Defensive funds outperform auto, banking and tech

Investors who invested in defensive sector funds would have a mental solace. In the last one year, these funds, which include FMCG and pharma, have performed better than other sector including auto, banking and technology.
In the last one year, FMCG and pharma funds have fallen by 23% and 23.26% respectively. Auto, banking and technology have fallen to the extent of 25%, 35%, and 42% respectively. This performance makes sense when one looks at the fall in S&P Nifty, which shed 29% in the last one year.
The strategy that worked:
a) Pharma funds

Funds which were over-weight on healthcare sector benefited largely and it helped these funds to mitigate maximum damage, while those which were not overweight suffered bigger losses. There are in all five solely dedicated pharma funds. Of these, Reliance Pharma, UTI Pharma and Healthcare, and Franklin Pharma were the better performers. These funds unanimously adhered to the strategy of going overweight on healthcare to an extent of 90% and above while those which didn’t observe this strategy suffered greater damages. These funds are Magnum Pharma and JM Healthcare.

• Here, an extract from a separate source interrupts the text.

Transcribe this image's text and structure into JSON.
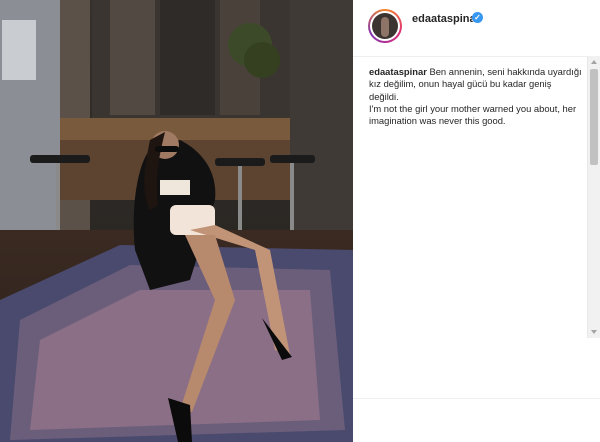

In the last one year, Reliance Pharma, UTI Pharma and Healthcare, and Franklin Pharma fell to the extent of 14.94%, 15.29% and 15.33% respectively, while Magnum Pharma and JM Healthcare fell to the extent of 38.24% and 32.49% respectively.
b) FMCG funds
Franklin Templeton, ICICI Prudential and SBI Mutual have almost a decade long history. SBI Magnum FMCG Fund has recorded minimum loss of 13.26% in this category over last one year. Franklin FMCG Fund followed with a loss of 16.85% for the same period of time, whereas ICICI Prudential FMCG fund lost 32.61%--the maximum in this category.
SBI Magnum Fund ran a concentrated portfolio of both the Indian and Multinational counters. The fund manager has invested 27.35% of the scheme corpus in Nestle as its top holding. “Focused investments in the category leaders with growth orientation at reasonable price have saved the fund in the bad times,” said a fund analyst with a domestic brokerage. The fund has put 70% of the money in top 5 stocks. Point to note here is the fund is the smallest in this category with only Rs 5.42 crore.
Its nearest competitor on the returns front, Franklin FMCG Fund, has chosen to be a well diversified equity fund in the FMCG sector with a portfolio of 18 stocks. The well diversified investment style has helped the fund in the difficult times. Nestle is the top holding with 15% allocation followed by HUL. However the investors in ICICI Prudential were not as fortunate.
The fund manages a concentrated portfolio with a focus on Indian companies than the multinationals. This is the only scheme in this segment that has employed derivatives. A short position of Hindustan Unilever is initiated in February. The fund has ITC as its top investments with 40% weight. Marico is the second biggest holding in the portfolio. Barring Gillette the fund has no long positions in any of the multinationals. Though the fund has delivered the worst performance in the category, it still enjoys the title of largest fund with Rs 42 crore under management as on February 2009.